Where is your filter outlet. Curious how the direction of circulation will effect the flowing plants.

A plant list would be great as well!


----------



## Green Thumb Aquatics (Jan 1, 2012)

the outlet along with the CO2 atomizer is in the back of the stream/sand area, and points down the stream as I have a eheim 2075, which they recommend for tanks up to 160 gallons and has 330ish gph... so its alot of filter for a tank this size, however it is the apporiate flow rate and media capacity I am looking for, you just have to be carefull on where you place it so it does not blow your plants out before they root... I even cut the lower holes smaller so it directs the bubbles blowing down the stream a little lower under the driftwood, looks really cool..

plants are HM, a local PA plant which looks alot like elataine triade(sp?) DHG, DHG belem, riccia, riccia grass, anubias nana and petite and another slightly larger, all bundled together under the driftwood and a few other nana petites around the scape, marsilea minuta, glosso, micro sword, vesuvius sword, dwarf hydrocotyle, hydrocotyle verticalla, B pennywort, blyxa japonica, java moss, christmass moss, fissidens, didipilis diandra, star grass, crypt wendtii green, some random crypt, crypt parva, will also have some ferns, not sure if lace or needle leaf or possibly bolbitis.... those are going in in about a 2 months...


----------



## Green Thumb Aquatics (Jan 1, 2012)

here is the emersed growth...










trimmed the E Belem, took out the glosso, should have some E trandra (sp?) here prob tomorrow from Tom I am planning on planting

here is current shot of tank, all of the DHG and E belem was just trimmed so it looks a little bare...

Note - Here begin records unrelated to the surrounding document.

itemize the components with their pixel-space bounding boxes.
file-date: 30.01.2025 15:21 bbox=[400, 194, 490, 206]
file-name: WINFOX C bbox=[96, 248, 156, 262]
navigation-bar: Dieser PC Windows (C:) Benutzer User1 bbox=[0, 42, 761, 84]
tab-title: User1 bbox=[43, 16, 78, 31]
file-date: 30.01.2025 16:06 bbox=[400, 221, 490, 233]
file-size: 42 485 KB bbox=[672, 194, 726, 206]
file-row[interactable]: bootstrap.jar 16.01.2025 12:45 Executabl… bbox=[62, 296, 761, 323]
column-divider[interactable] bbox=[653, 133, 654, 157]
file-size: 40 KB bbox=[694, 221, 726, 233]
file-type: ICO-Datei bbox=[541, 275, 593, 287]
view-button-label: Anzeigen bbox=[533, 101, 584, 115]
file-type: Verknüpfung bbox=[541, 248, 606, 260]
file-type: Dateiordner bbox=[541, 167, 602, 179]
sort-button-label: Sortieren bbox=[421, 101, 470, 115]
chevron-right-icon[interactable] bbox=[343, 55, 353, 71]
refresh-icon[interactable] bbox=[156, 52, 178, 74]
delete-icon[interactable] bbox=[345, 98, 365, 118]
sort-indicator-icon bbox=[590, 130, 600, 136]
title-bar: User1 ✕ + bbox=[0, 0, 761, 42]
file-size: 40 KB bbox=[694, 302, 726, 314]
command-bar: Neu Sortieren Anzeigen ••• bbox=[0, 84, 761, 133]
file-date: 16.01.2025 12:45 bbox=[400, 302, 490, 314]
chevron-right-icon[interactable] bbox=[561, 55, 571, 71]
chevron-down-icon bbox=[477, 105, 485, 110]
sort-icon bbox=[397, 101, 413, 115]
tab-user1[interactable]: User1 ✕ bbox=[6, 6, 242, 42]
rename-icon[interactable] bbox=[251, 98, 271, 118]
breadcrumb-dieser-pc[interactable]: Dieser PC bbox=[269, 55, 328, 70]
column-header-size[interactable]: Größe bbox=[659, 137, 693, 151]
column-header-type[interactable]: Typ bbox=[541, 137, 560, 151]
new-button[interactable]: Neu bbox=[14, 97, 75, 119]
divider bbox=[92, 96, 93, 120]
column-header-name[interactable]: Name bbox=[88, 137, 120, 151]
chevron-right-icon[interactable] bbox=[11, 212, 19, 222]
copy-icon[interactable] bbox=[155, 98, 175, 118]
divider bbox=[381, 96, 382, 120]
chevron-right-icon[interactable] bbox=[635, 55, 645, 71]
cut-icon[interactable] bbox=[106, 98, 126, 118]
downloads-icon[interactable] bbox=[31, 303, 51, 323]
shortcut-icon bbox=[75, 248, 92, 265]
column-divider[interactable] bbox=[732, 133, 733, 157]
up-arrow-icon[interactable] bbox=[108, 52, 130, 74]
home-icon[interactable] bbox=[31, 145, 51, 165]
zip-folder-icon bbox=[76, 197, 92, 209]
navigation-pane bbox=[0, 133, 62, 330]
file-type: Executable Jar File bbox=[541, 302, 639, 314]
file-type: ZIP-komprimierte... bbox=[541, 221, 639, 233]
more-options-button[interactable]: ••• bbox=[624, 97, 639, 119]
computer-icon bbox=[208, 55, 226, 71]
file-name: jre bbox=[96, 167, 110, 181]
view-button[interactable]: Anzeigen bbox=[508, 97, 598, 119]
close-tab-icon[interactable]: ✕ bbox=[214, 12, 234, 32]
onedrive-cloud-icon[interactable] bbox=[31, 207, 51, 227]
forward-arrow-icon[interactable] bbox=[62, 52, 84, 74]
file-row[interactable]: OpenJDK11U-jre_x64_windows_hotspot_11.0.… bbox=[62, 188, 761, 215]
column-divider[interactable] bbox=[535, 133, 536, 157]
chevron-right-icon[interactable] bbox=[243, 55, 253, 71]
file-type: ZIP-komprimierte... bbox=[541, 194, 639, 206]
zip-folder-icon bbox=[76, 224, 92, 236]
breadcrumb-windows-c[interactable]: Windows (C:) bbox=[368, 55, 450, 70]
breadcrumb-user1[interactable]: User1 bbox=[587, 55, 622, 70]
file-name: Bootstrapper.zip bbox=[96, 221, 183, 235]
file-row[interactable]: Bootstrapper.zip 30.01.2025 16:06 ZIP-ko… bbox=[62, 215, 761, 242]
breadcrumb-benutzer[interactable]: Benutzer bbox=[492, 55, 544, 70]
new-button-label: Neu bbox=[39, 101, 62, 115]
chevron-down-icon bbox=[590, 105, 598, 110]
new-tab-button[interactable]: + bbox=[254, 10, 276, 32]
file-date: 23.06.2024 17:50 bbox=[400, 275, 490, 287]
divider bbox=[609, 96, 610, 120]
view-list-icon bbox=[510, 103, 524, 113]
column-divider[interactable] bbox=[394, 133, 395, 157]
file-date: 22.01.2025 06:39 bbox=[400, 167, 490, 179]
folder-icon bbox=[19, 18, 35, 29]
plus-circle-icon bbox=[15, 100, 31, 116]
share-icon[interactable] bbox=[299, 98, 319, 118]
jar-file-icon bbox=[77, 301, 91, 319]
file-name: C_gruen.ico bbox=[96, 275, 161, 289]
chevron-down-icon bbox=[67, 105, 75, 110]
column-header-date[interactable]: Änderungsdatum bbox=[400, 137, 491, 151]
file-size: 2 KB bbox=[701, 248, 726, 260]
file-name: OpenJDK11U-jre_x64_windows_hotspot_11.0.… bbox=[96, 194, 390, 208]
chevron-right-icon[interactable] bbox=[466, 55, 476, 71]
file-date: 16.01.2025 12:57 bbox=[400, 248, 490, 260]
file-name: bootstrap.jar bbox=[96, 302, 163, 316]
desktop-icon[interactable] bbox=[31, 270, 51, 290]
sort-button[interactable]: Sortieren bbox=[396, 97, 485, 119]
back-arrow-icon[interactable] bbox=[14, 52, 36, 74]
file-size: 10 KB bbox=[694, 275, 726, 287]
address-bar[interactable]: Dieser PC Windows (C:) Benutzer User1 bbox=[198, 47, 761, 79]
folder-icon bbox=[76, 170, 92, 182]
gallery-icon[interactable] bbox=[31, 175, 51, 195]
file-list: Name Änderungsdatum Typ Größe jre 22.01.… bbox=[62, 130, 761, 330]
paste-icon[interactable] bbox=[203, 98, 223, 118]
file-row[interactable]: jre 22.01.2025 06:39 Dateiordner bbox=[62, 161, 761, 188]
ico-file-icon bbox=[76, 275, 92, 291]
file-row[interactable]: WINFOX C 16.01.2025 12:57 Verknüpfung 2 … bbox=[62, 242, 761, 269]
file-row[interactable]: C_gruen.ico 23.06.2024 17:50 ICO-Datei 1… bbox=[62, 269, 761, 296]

it went through a really rough period of 6 weeks where I had no growth at all and tons of a really weird possibly diatom or red algae, its not easy to get off like diatoms, but thats what it looked like, almostly completely ditched the build and started over.... but now its starting to level off an all plants are growing, it took over 2 months to get any growth out of the hydrocotyles, which I grow even in non CO2 pretty well....


----------



## kimcadmus (Nov 23, 2008)

so has the strange red stuff receded? I guess that is what we are seeing on the rocks? Was it also on the wood and plants? 

Glad to here it has leveled off. I'm liking the development.


----------



## the_rahul_009 (Apr 26, 2012)

Wow! what a wood piece.. amazing setup


----------



## Green Thumb Aquatics (Jan 1, 2012)

FTS

the stuff is not completely coming off the rocks, it was completely covered, came off the wood for the most part, however its generally brown so I would not see much since it would be on the wood..

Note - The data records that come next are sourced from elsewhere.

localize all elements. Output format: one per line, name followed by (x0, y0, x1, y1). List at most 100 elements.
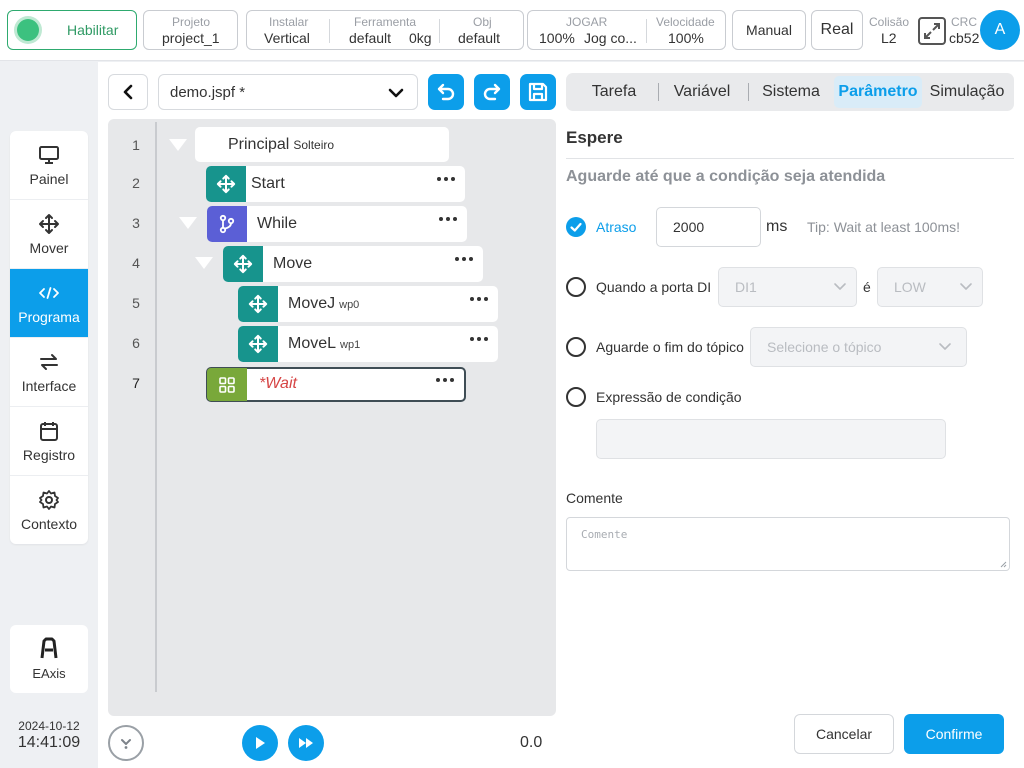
gear-icon (38, 489, 60, 511)
cancel-button[interactable]: Cancelar (794, 714, 894, 754)
move-arrows-icon (238, 326, 278, 362)
fast-forward-icon (299, 738, 313, 748)
more-options-icon[interactable] (437, 177, 455, 181)
chevron-down-icon (388, 88, 404, 98)
eaxis-button[interactable]: EAxis (10, 625, 88, 693)
tab-variavel[interactable]: Variável (666, 73, 738, 111)
enable-button[interactable]: Habilitar (7, 10, 137, 50)
tab-parametro[interactable]: Parâmetro (834, 76, 922, 108)
install-value: Vertical (264, 30, 310, 46)
calendar-icon (38, 420, 60, 442)
file-selector[interactable]: demo.jspf * (158, 74, 418, 110)
di-port-select[interactable]: DI1 (718, 267, 857, 307)
nav-label: Interface (21, 377, 77, 394)
node-label: Start (251, 175, 285, 192)
tree-node-principal[interactable]: Principal Solteiro (195, 127, 449, 162)
obj-value: default (458, 30, 501, 46)
collapse-toggle-icon[interactable] (179, 217, 197, 229)
install-tool-obj-group: Instalar Vertical Ferramenta default 0kg… (246, 10, 524, 50)
crc-value: cb52 (949, 30, 980, 46)
redo-button[interactable] (474, 74, 510, 110)
run-speed-value: 0.0 (520, 734, 543, 751)
di-port-label[interactable]: Quando a porta DI (596, 279, 711, 295)
nav-item-mover[interactable]: Mover (10, 200, 88, 269)
nav-item-contexto[interactable]: Contexto (10, 476, 88, 544)
collapse-toggle-icon[interactable] (169, 139, 187, 151)
more-options-icon[interactable] (470, 337, 488, 341)
comment-textarea[interactable]: Comente (566, 517, 1010, 571)
condition-label[interactable]: Expressão de condição (596, 389, 742, 405)
eaxis-label: EAxis (32, 666, 66, 681)
tab-sistema[interactable]: Sistema (756, 73, 826, 111)
user-avatar[interactable]: A (980, 10, 1020, 50)
nav-item-interface[interactable]: Interface (10, 338, 88, 407)
tab-simulacao[interactable]: Simulação (927, 73, 1007, 111)
nav-item-registro[interactable]: Registro (10, 407, 88, 476)
chevron-left-icon (123, 84, 133, 100)
tree-node-wait[interactable]: *Wait (206, 367, 466, 402)
topic-placeholder: Selecione o tópico (767, 339, 882, 355)
step-forward-button[interactable] (288, 725, 324, 761)
jog-label: JOGAR (566, 15, 608, 29)
scroll-to-current-button[interactable] (108, 725, 144, 761)
fullscreen-icon[interactable] (917, 16, 947, 46)
node-sub-label: Solteiro (293, 138, 335, 152)
more-options-icon[interactable] (439, 217, 457, 221)
top-bar: Habilitar Projeto project_1 Instalar Ver… (0, 0, 1024, 61)
delay-radio[interactable] (566, 217, 586, 237)
back-button[interactable] (108, 74, 148, 110)
topic-end-label[interactable]: Aguarde o fim do tópico (596, 339, 744, 355)
line-number: 2 (132, 175, 140, 191)
tree-guide-line (155, 122, 157, 692)
node-label: Principal Solteiro (228, 136, 335, 153)
run-button[interactable] (242, 725, 278, 761)
line-number: 4 (132, 255, 140, 271)
branch-icon (207, 206, 247, 242)
tree-node-movej[interactable]: MoveJ wp0 (238, 286, 498, 322)
save-button[interactable] (520, 74, 556, 110)
tab-tarefa[interactable]: Tarefa (580, 73, 648, 111)
check-icon (570, 222, 582, 232)
undo-button[interactable] (428, 74, 464, 110)
nav-label: Contexto (20, 516, 78, 532)
time-text: 14:41:09 (17, 734, 81, 751)
di-level-select[interactable]: LOW (877, 267, 983, 307)
more-options-icon[interactable] (470, 297, 488, 301)
line-number: 3 (132, 215, 140, 231)
nav-item-programa[interactable]: Programa (10, 269, 88, 338)
tree-node-while[interactable]: While (207, 206, 467, 242)
redo-icon (483, 83, 501, 101)
eaxis-icon (39, 637, 59, 662)
more-options-icon[interactable] (436, 378, 454, 382)
delay-label[interactable]: Atraso (596, 219, 636, 235)
di-port-radio[interactable] (566, 277, 586, 297)
condition-radio[interactable] (566, 387, 586, 407)
topic-select[interactable]: Selecione o tópico (750, 327, 967, 367)
manual-mode-button[interactable]: Manual (732, 10, 806, 50)
more-options-icon[interactable] (455, 257, 473, 261)
project-selector[interactable]: Projeto project_1 (143, 10, 238, 50)
tree-node-movel[interactable]: MoveL wp1 (238, 326, 498, 362)
jog-mode: Jog co... (584, 30, 637, 46)
speed-label: Velocidade (656, 15, 715, 29)
condition-input[interactable] (596, 419, 946, 459)
move-arrows-icon (38, 213, 60, 235)
play-icon (256, 737, 265, 749)
tree-node-move[interactable]: Move (223, 246, 483, 282)
divider (658, 83, 659, 101)
move-arrows-icon (206, 166, 246, 202)
nav-item-painel[interactable]: Painel (10, 131, 88, 200)
resize-handle-icon[interactable] (1000, 561, 1007, 568)
collapse-toggle-icon[interactable] (195, 257, 213, 269)
tree-node-start[interactable]: Start (206, 166, 465, 202)
delay-unit: ms (766, 218, 788, 235)
clock: 2024-10-12 14:41:09 (10, 719, 88, 752)
real-mode-button[interactable]: Real (811, 10, 863, 50)
chevron-down-icon (939, 343, 951, 350)
save-icon (528, 82, 548, 102)
topic-end-radio[interactable] (566, 337, 586, 357)
confirm-button[interactable]: Confirme (904, 714, 1004, 754)
enable-status-indicator (17, 19, 39, 41)
delay-input[interactable]: 2000 (656, 207, 761, 247)
code-icon (38, 282, 60, 304)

dont know what it would have been as far as algae classification but guessing red aglae... either way its a PITA...


----------



## Topete (Oct 3, 2010)

i love partially immersed tank, i just haven't build the courage to make one!  great work.


----------



## Green Thumb Aquatics (Jan 1, 2012)




----------



## Tex Gal (Nov 1, 2007)

Really coming alive!


----------



## Daniil (Oct 30, 2009)

Beautiful tank:clap2:


----------



## Green Thumb Aquatics (Jan 1, 2012)

Thanks for the compliments : ) I am about to add stuaro repens on the left where the HM is currently and move that over to the front right inbetween the couple little rocks in the front so it compliments the Elatine Triandra by kinda looking like a smaller version of it...

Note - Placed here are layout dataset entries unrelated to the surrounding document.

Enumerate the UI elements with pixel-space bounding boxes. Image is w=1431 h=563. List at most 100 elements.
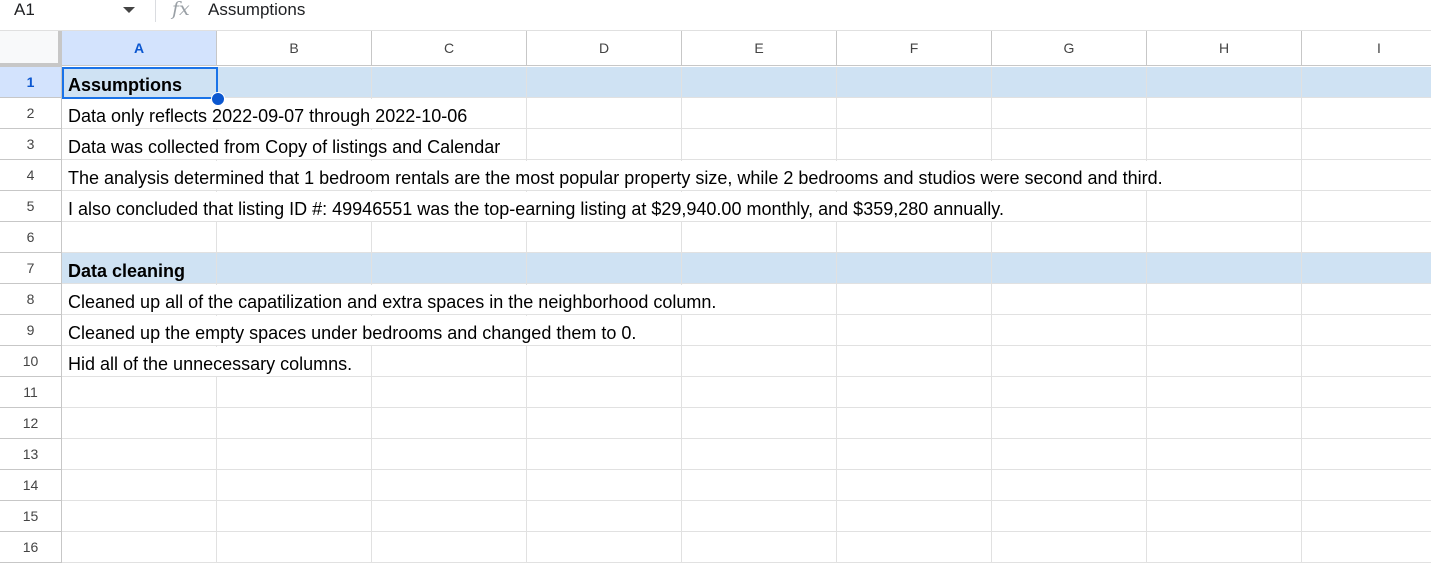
cell-f10[interactable] (837, 346, 992, 377)
cell-h2[interactable] (1147, 98, 1302, 129)
row-header-15[interactable]: 15 (0, 501, 62, 532)
cell-f9[interactable] (837, 315, 992, 346)
cell-g1[interactable] (992, 67, 1147, 98)
cell-h7[interactable] (1147, 253, 1302, 284)
row-header-2[interactable]: 2 (0, 98, 62, 129)
fill-handle[interactable] (211, 92, 225, 106)
cell-c14[interactable] (372, 470, 527, 501)
column-header-d[interactable]: D (527, 31, 682, 66)
cell-a14[interactable] (62, 470, 217, 501)
column-header-i[interactable]: I (1302, 31, 1431, 66)
cell-i14[interactable] (1302, 470, 1431, 501)
cell-e7[interactable] (682, 253, 837, 284)
cell-e10[interactable] (682, 346, 837, 377)
cell-i6[interactable] (1302, 222, 1431, 253)
cell-i5[interactable] (1302, 191, 1431, 222)
cell-f2[interactable] (837, 98, 992, 129)
cell-g5[interactable] (992, 191, 1147, 222)
cell-i8[interactable] (1302, 284, 1431, 315)
cell-c1[interactable] (372, 67, 527, 98)
cell-c7[interactable] (372, 253, 527, 284)
cell-a15[interactable] (62, 501, 217, 532)
cell-f12[interactable] (837, 408, 992, 439)
cell-f15[interactable] (837, 501, 992, 532)
cell-g12[interactable] (992, 408, 1147, 439)
cell-d6[interactable] (527, 222, 682, 253)
cell-a6[interactable] (62, 222, 217, 253)
cell-d10[interactable] (527, 346, 682, 377)
cell-c13[interactable] (372, 439, 527, 470)
cell-i4[interactable] (1302, 160, 1431, 191)
cell-f14[interactable] (837, 470, 992, 501)
row-header-5[interactable]: 5 (0, 191, 62, 222)
select-all-corner[interactable] (0, 31, 62, 67)
cell-h9[interactable] (1147, 315, 1302, 346)
cell-e6[interactable] (682, 222, 837, 253)
cell-e11[interactable] (682, 377, 837, 408)
cell-a13[interactable] (62, 439, 217, 470)
cell-b12[interactable] (217, 408, 372, 439)
cell-g10[interactable] (992, 346, 1147, 377)
cell-h14[interactable] (1147, 470, 1302, 501)
row-header-16[interactable]: 16 (0, 532, 62, 563)
cell-i9[interactable] (1302, 315, 1431, 346)
cell-d14[interactable] (527, 470, 682, 501)
cell-i2[interactable] (1302, 98, 1431, 129)
cell-g3[interactable] (992, 129, 1147, 160)
cell-d7[interactable] (527, 253, 682, 284)
cell-h12[interactable] (1147, 408, 1302, 439)
cell-d1[interactable] (527, 67, 682, 98)
name-box-dropdown-icon[interactable] (123, 7, 135, 13)
cell-b7[interactable] (217, 253, 372, 284)
cell-h16[interactable] (1147, 532, 1302, 563)
cell-c11[interactable] (372, 377, 527, 408)
row-header-1[interactable]: 1 (0, 67, 62, 98)
cell-f13[interactable] (837, 439, 992, 470)
cell-d3[interactable] (527, 129, 682, 160)
cell-d13[interactable] (527, 439, 682, 470)
cell-i7[interactable] (1302, 253, 1431, 284)
row-header-10[interactable]: 10 (0, 346, 62, 377)
cell-g2[interactable] (992, 98, 1147, 129)
column-header-a[interactable]: A (62, 31, 217, 66)
cell-g11[interactable] (992, 377, 1147, 408)
row-header-7[interactable]: 7 (0, 253, 62, 284)
cell-b16[interactable] (217, 532, 372, 563)
cell-h3[interactable] (1147, 129, 1302, 160)
cell-e9[interactable] (682, 315, 837, 346)
cell-b14[interactable] (217, 470, 372, 501)
cell-d12[interactable] (527, 408, 682, 439)
cell-i15[interactable] (1302, 501, 1431, 532)
cell-b15[interactable] (217, 501, 372, 532)
cell-g7[interactable] (992, 253, 1147, 284)
column-header-e[interactable]: E (682, 31, 837, 66)
cell-h6[interactable] (1147, 222, 1302, 253)
cell-f16[interactable] (837, 532, 992, 563)
row-header-11[interactable]: 11 (0, 377, 62, 408)
cell-i13[interactable] (1302, 439, 1431, 470)
row-header-9[interactable]: 9 (0, 315, 62, 346)
cell-i11[interactable] (1302, 377, 1431, 408)
cell-g13[interactable] (992, 439, 1147, 470)
row-header-12[interactable]: 12 (0, 408, 62, 439)
cell-g14[interactable] (992, 470, 1147, 501)
name-box[interactable]: A1 (14, 0, 35, 20)
cell-c16[interactable] (372, 532, 527, 563)
cell-h1[interactable] (1147, 67, 1302, 98)
cell-c15[interactable] (372, 501, 527, 532)
cell-a12[interactable] (62, 408, 217, 439)
cell-e2[interactable] (682, 98, 837, 129)
cell-c6[interactable] (372, 222, 527, 253)
cell-b1[interactable] (217, 67, 372, 98)
cell-e1[interactable] (682, 67, 837, 98)
cell-i16[interactable] (1302, 532, 1431, 563)
row-header-13[interactable]: 13 (0, 439, 62, 470)
cell-e13[interactable] (682, 439, 837, 470)
cell-g15[interactable] (992, 501, 1147, 532)
cell-g16[interactable] (992, 532, 1147, 563)
formula-input[interactable]: Assumptions (208, 0, 305, 20)
cell-h4[interactable] (1147, 160, 1302, 191)
cell-c10[interactable] (372, 346, 527, 377)
cell-f6[interactable] (837, 222, 992, 253)
cell-e3[interactable] (682, 129, 837, 160)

after this is done I am taking out all equipment and gettin some really nice photos


I think the open space in the middle will really shine without 2 filter pipes a co2 line and a heater : )


----------



## Green Thumb Aquatics (Jan 1, 2012)

took out most of the equipment so you can see the awesomeness of the open space in the middle


----------



## Green Thumb Aquatics (Jan 1, 2012)




----------



## Michael (Jul 20, 2010)

It's great! I am such a sucker for plants growing on emersed driftwood.


----------



## Green Thumb Aquatics (Jan 1, 2012)

me too, it just adds such a great dimension to the tank, I started with 2 little spots of emersed growth on my 75, this one was built specifically with this in mind tho after I liked it so much on my other tank. I just rescaped the 75 gallon for some cichlids it will have emersed growth as well but after the rest has grown in well


----------



## Yo-han (Oct 15, 2010)

I really like the emersed plants as well (as the rest of the tank!) Tried it myself but most leaves can't handle the dry air and 'burn'. Now setting up one with Scindapsus on the driftwood, handles the low humidity better.


----------